Lowerhouse Mile - (Housing Stock)
Lowerhouses, on the western edge of Burnley, was developed by Peel and Yates in 1795 as two water-powered cotton mills. The mills were sold to Nathaniel Dugdale in 1813, who with his three sons, began printing calico cloth in 1819, and a new five storey spinning mill was built in 1836 (Ashmore 1982, 193).
Click houses of interest
Rows of two-storey cottages were built for the factory workers, both around the works and to the south east in Lowerhouse Fold (Hall 1976). Within Lowerhouse there was a handloom weavers' settlement along with industrial workers' houses associated with the former mills. A millworkers' colony also came about due to the establishment of factories in the vicinity in 1795.

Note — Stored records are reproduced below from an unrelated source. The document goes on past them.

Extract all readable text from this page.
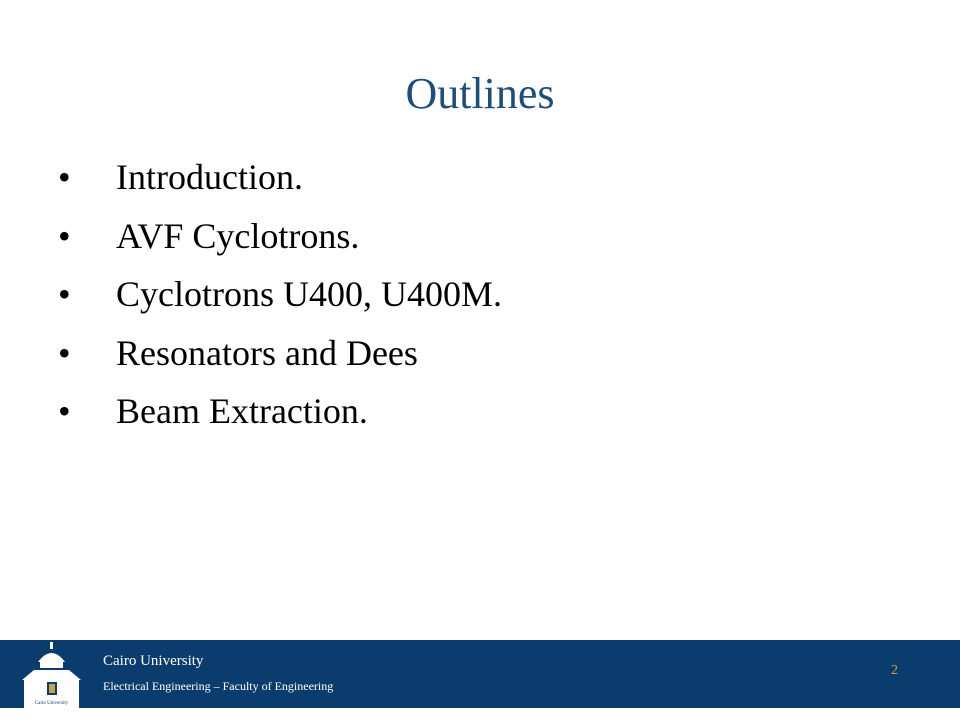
Outlines
•	Introduction.
•	AVF Cyclotrons.
•	Cyclotrons U400, U400M.
•	Resonators and Dees
•	Beam Extraction.
Cairo University
Cairo University
Electrical Engineering – Faculty of Engineering
2
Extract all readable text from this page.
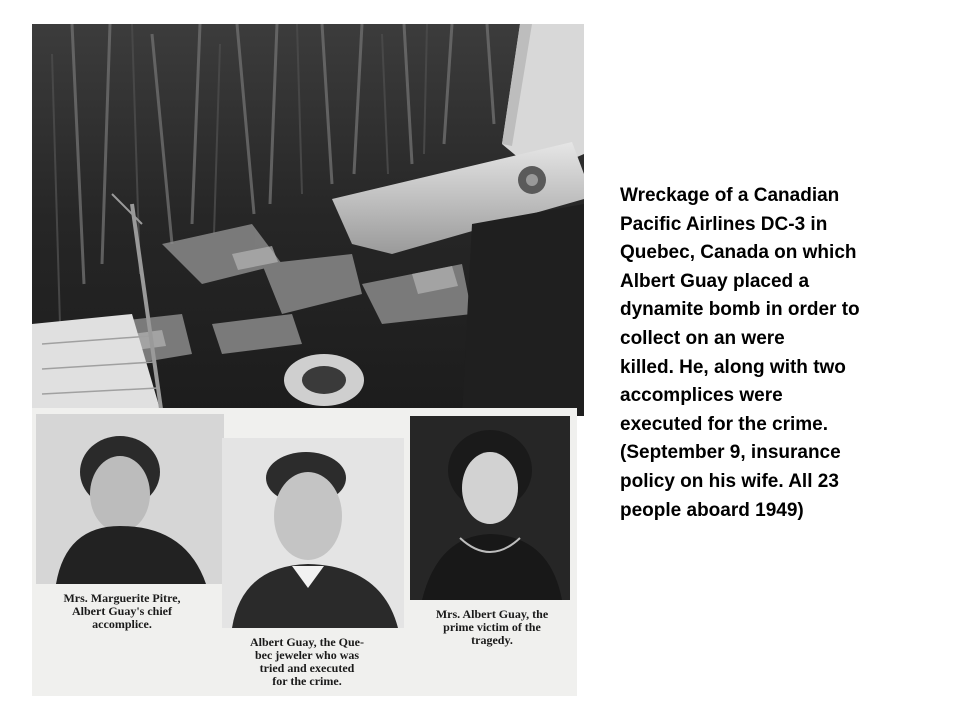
Mrs. Marguerite Pitre,
Albert Guay's chief
accomplice.

Albert Guay, the Que-
bec jeweler who was
tried and executed
for the crime.

Mrs. Albert Guay, the
prime victim of the
tragedy.

Wreckage of a Canadian
Pacific Airlines DC-3 in
Quebec, Canada on which
Albert Guay placed a
dynamite bomb in order to
collect on an were
killed. He, along with two
accomplices were
executed for the crime.
(September 9, insurance
policy on his wife. All 23
people aboard 1949)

The earliest cottages, at 304 to 308 Lowerhouse Lane, date to around 1800, and were probably for workers at the first cotton mill, built in 1785. The other cottages were built in the 1820s and 1830s, and the mid-nineteenth century (Ashmore 1982, 193).

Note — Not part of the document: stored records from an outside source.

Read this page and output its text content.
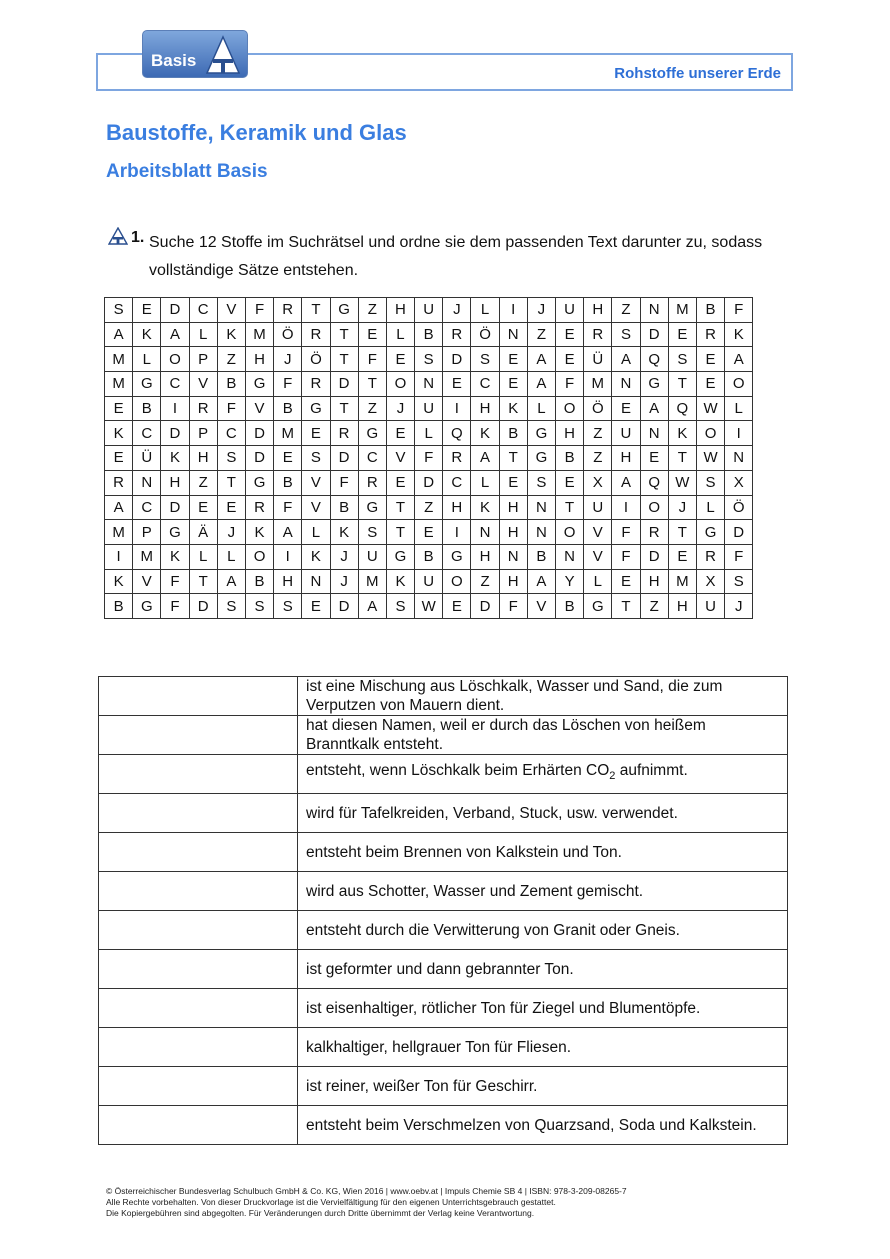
Rohstoffe unserer Erde
Basis
Baustoffe, Keramik und Glas
Arbeitsblatt Basis
1. Suche 12 Stoffe im Suchrätsel und ordne sie dem passenden Text darunter zu, sodass vollständige Sätze entstehen.
S	E	D	C	V	F	R	T	G	Z	H	U	J	L	I	J	U	H	Z	N	M	B	F
A	K	A	L	K	M	Ö	R	T	E	L	B	R	Ö	N	Z	E	R	S	D	E	R	K
M	L	O	P	Z	H	J	Ö	T	F	E	S	D	S	E	A	E	Ü	A	Q	S	E	A
M	G	C	V	B	G	F	R	D	T	O	N	E	C	E	A	F	M	N	G	T	E	O
E	B	I	R	F	V	B	G	T	Z	J	U	I	H	K	L	O	Ö	E	A	Q	W	L
K	C	D	P	C	D	M	E	R	G	E	L	Q	K	B	G	H	Z	U	N	K	O	I
E	Ü	K	H	S	D	E	S	D	C	V	F	R	A	T	G	B	Z	H	E	T	W	N
R	N	H	Z	T	G	B	V	F	R	E	D	C	L	E	S	E	X	A	Q	W	S	X
A	C	D	E	E	R	F	V	B	G	T	Z	H	K	H	N	T	U	I	O	J	L	Ö
M	P	G	Ä	J	K	A	L	K	S	T	E	I	N	H	N	O	V	F	R	T	G	D
I	M	K	L	L	O	I	K	J	U	G	B	G	H	N	B	N	V	F	D	E	R	F
K	V	F	T	A	B	H	N	J	M	K	U	O	Z	H	A	Y	L	E	H	M	X	S
B	G	F	D	S	S	S	E	D	A	S	W	E	D	F	V	B	G	T	Z	H	U	J
	ist eine Mischung aus Löschkalk, Wasser und Sand, die zum Verputzen von Mauern dient.
	hat diesen Namen, weil er durch das Löschen von heißem Branntkalk entsteht.
	entsteht, wenn Löschkalk beim Erhärten $CO_2$ aufnimmt.
	wird für Tafelkreiden, Verband, Stuck, usw. verwendet.
	entsteht beim Brennen von Kalkstein und Ton.
	wird aus Schotter, Wasser und Zement gemischt.
	entsteht durch die Verwitterung von Granit oder Gneis.
	ist geformter und dann gebrannter Ton.
	ist eisenhaltiger, rötlicher Ton für Ziegel und Blumentöpfe.
	kalkhaltiger, hellgrauer Ton für Fliesen.
	ist reiner, weißer Ton für Geschirr.
	entsteht beim Verschmelzen von Quarzsand, Soda und Kalkstein.
© Österreichischer Bundesverlag Schulbuch GmbH & Co. KG, Wien 2016 | www.oebv.at | Impuls Chemie SB 4 | ISBN: 978-3-209-08265-7
Alle Rechte vorbehalten. Von dieser Druckvorlage ist die Vervielfältigung für den eigenen Unterrichtsgebrauch gestattet.
Die Kopiergebühren sind abgegolten. Für Veränderungen durch Dritte übernimmt der Verlag keine Verantwortung.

Several rows of cottages and a nineteenth century lamp-post on Lowerhouse Lane are Grade II listed. The area includes two rows backing onto one another, with a cobbled service road between that is accessed by an archway at the north-east end. None of the houses have front gardens, although two rows are fronted by stone-flagged pathways rather than streets accessible to vehicles.

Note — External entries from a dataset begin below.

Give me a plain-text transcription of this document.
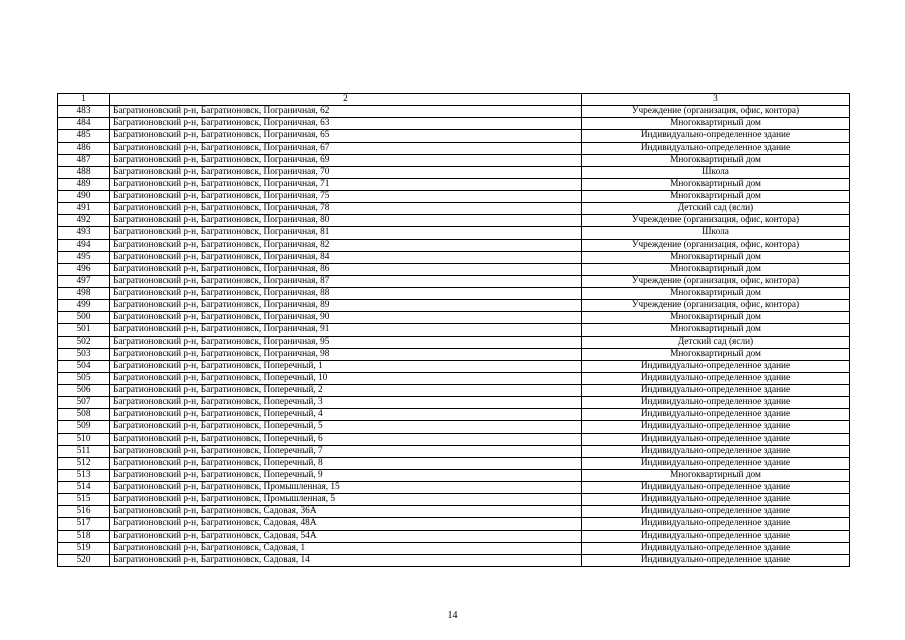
1	2	3
483	Багратионовский р-н, Багратионовск, Пограничная, 62	Учреждение (организация, офис, контора)
484	Багратионовский р-н, Багратионовск, Пограничная, 63	Многоквартирный дом
485	Багратионовский р-н, Багратионовск, Пограничная, 65	Индивидуально-определенное здание
486	Багратионовский р-н, Багратионовск, Пограничная, 67	Индивидуально-определенное здание
487	Багратионовский р-н, Багратионовск, Пограничная, 69	Многоквартирный дом
488	Багратионовский р-н, Багратионовск, Пограничная, 70	Школа
489	Багратионовский р-н, Багратионовск, Пограничная, 71	Многоквартирный дом
490	Багратионовский р-н, Багратионовск, Пограничная, 75	Многоквартирный дом
491	Багратионовский р-н, Багратионовск, Пограничная, 78	Детский сад (ясли)
492	Багратионовский р-н, Багратионовск, Пограничная, 80	Учреждение (организация, офис, контора)
493	Багратионовский р-н, Багратионовск, Пограничная, 81	Школа
494	Багратионовский р-н, Багратионовск, Пограничная, 82	Учреждение (организация, офис, контора)
495	Багратионовский р-н, Багратионовск, Пограничная, 84	Многоквартирный дом
496	Багратионовский р-н, Багратионовск, Пограничная, 86	Многоквартирный дом
497	Багратионовский р-н, Багратионовск, Пограничная, 87	Учреждение (организация, офис, контора)
498	Багратионовский р-н, Багратионовск, Пограничная, 88	Многоквартирный дом
499	Багратионовский р-н, Багратионовск, Пограничная, 89	Учреждение (организация, офис, контора)
500	Багратионовский р-н, Багратионовск, Пограничная, 90	Многоквартирный дом
501	Багратионовский р-н, Багратионовск, Пограничная, 91	Многоквартирный дом
502	Багратионовский р-н, Багратионовск, Пограничная, 95	Детский сад (ясли)
503	Багратионовский р-н, Багратионовск, Пограничная, 98	Многоквартирный дом
504	Багратионовский р-н, Багратионовск, Поперечный, 1	Индивидуально-определенное здание
505	Багратионовский р-н, Багратионовск, Поперечный, 10	Индивидуально-определенное здание
506	Багратионовский р-н, Багратионовск, Поперечный, 2	Индивидуально-определенное здание
507	Багратионовский р-н, Багратионовск, Поперечный, 3	Индивидуально-определенное здание
508	Багратионовский р-н, Багратионовск, Поперечный, 4	Индивидуально-определенное здание
509	Багратионовский р-н, Багратионовск, Поперечный, 5	Индивидуально-определенное здание
510	Багратионовский р-н, Багратионовск, Поперечный, 6	Индивидуально-определенное здание
511	Багратионовский р-н, Багратионовск, Поперечный, 7	Индивидуально-определенное здание
512	Багратионовский р-н, Багратионовск, Поперечный, 8	Индивидуально-определенное здание
513	Багратионовский р-н, Багратионовск, Поперечный, 9	Многоквартирный дом
514	Багратионовский р-н, Багратионовск, Промышленная, 15	Индивидуально-определенное здание
515	Багратионовский р-н, Багратионовск, Промышленная, 5	Индивидуально-определенное здание
516	Багратионовский р-н, Багратионовск, Садовая, 36А	Индивидуально-определенное здание
517	Багратионовский р-н, Багратионовск, Садовая, 48А	Индивидуально-определенное здание
518	Багратионовский р-н, Багратионовск, Садовая, 54А	Индивидуально-определенное здание
519	Багратионовский р-н, Багратионовск, Садовая, 1	Индивидуально-определенное здание
520	Багратионовский р-н, Багратионовск, Садовая, 14	Индивидуально-определенное здание
14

The area at the western edge of Lowerhouse also comprises cottages built for mill workers. The longest row fronts onto Bear Street, an unmade road, and is accessed to the rear by an unmade service road. The cottages are stone-built and of two storeys; some are rendered and some have small front gardens, although the majority front directly onto the street. One row comprises four cottages that are of two storeys but are shorter than the others, these houses also have particularly small windows, and are set below the present road level.